UN Complaint on the Indeterminate Sentence for Public Protection (IPP)

Served to the United Nations Working Group on Arbitrary Detention

In September 2025, a formal complaint was served to the United Nations Working Group on Arbitrary Detention (WGAD) by a coalition of campaigners, IPP survivors, and an international human rights barrister, on behalf of all those still detained or recalled under the Indeterminate Sentence for Public Protection (IPP).

The submission argues that the UK’s continued use of IPP sentences long after their abolition in 2012 constitutes a violation of international human rights law and amounts to arbitrary detention under the terms of the International Covenant on Civil and Political Rights (ICCPR).

More details about the international barristers and the WGAD Complaint in link below:

https://greatjames.co.uk/a-complaint-has-been-brought-against-the-uk-government-on-behalf-of-five-prisoners-to-the-un-working-group-on-arbitrary-detention-wgad/

Background

The IPP sentence was introduced in 2005 and abolished by Parliament in 2012, after widespread recognition that it was unjust, ineffective, and incompatible with basic principles of law. Yet more than 1,200 people remain imprisoned under IPP sentences, and thousands more live under lifelong licence, subject to recall at any time often for minor infractions or perceived “risk”.

Many IPP prisoners have served ten or more years beyond their original tariffs, enduring indefinite detention marked by bureaucratic obstruction, repeated parole refusals, and lack of access to required rehabilitation courses.

Grounds for the Complaint

The complaint asserts that the IPP regime breaches the United Kingdom’s obligations under the following articles of the International Covenant on Civil and Political Rights (ICCPR):

Article 9 -Protection against arbitrary detention

Article 7 - Prohibition of inhuman or degrading treatment

Article 10 -Right to humane treatment in detention

The submission highlights that the UK’s continued justification of IPP detention through risk-based and speculative assessments represents a fictional form of justice detaining individuals not for what they have done, but for what they might do in the future.

Key Findings and Claims

Arbitrary Detention: Continued imprisonment after tariff expiry violates the core prohibition against arbitrary and indefinite detention.

Inhuman and Degrading Treatment: The psychological impact of indefinite uncertainty, combined with systemic obstacles to release, constitutes cruel and degrading treatment.

Denial of Remedy: The UK’s refusal to provide resentencing or a statutory release framework perpetuates an ongoing human rights violation.

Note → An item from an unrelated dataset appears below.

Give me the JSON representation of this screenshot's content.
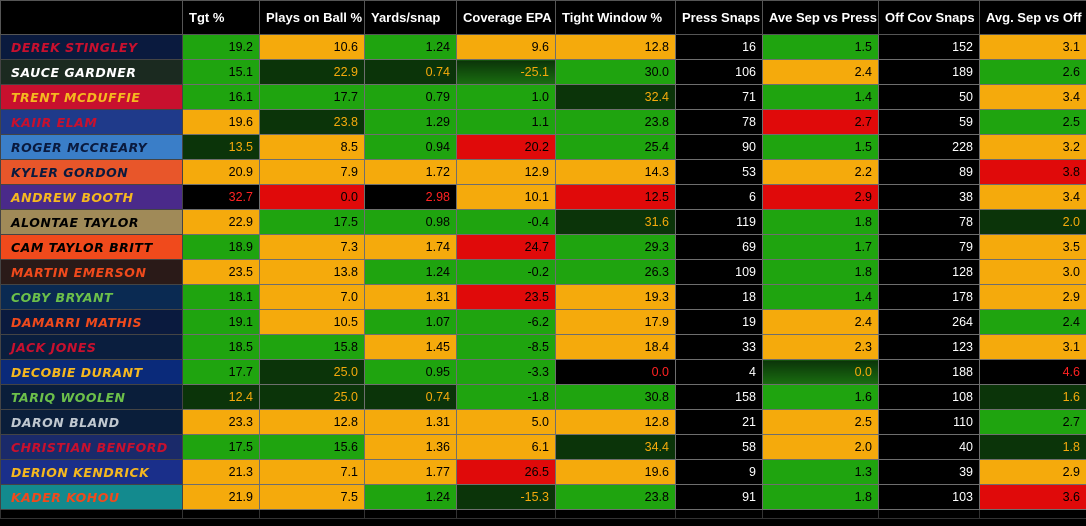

Discriminatory Impact: IPP prisoners and licences are treated unequally before the law, excluded from the protections afforded to all other sentenced prisoners.

What the Complaint Seeks

The complaint asks the UN Working Group on Arbitrary Detention to:

Recognise that the continued detention of IPP prisoners is arbitrary and unlawful under international law;

Recommend that the UK government immediately resentence and release all remaining IPP prisoners;

Call for the abolition of IPP licence conditions that amount to ongoing social control;

Urge the UK to provide reparations, rehabilitation, and public acknowledgment of the systemic harm caused by the IPP regime.

A Collective Act of Resistance

This submission represents the first international legal action of its kind against the UK government’s continued use of the IPP sentence.

It was prepared and served by myself (Bernadette Emerson), fellow campaigners from across the IPP justice movement, and an international human rights barristers, in collaboration with affected families.

Together, we are calling on the United Nations to hold the UK accountable for the ongoing arbitrary detention, psychological harm, and institutional cruelty inflicted on IPP prisoners.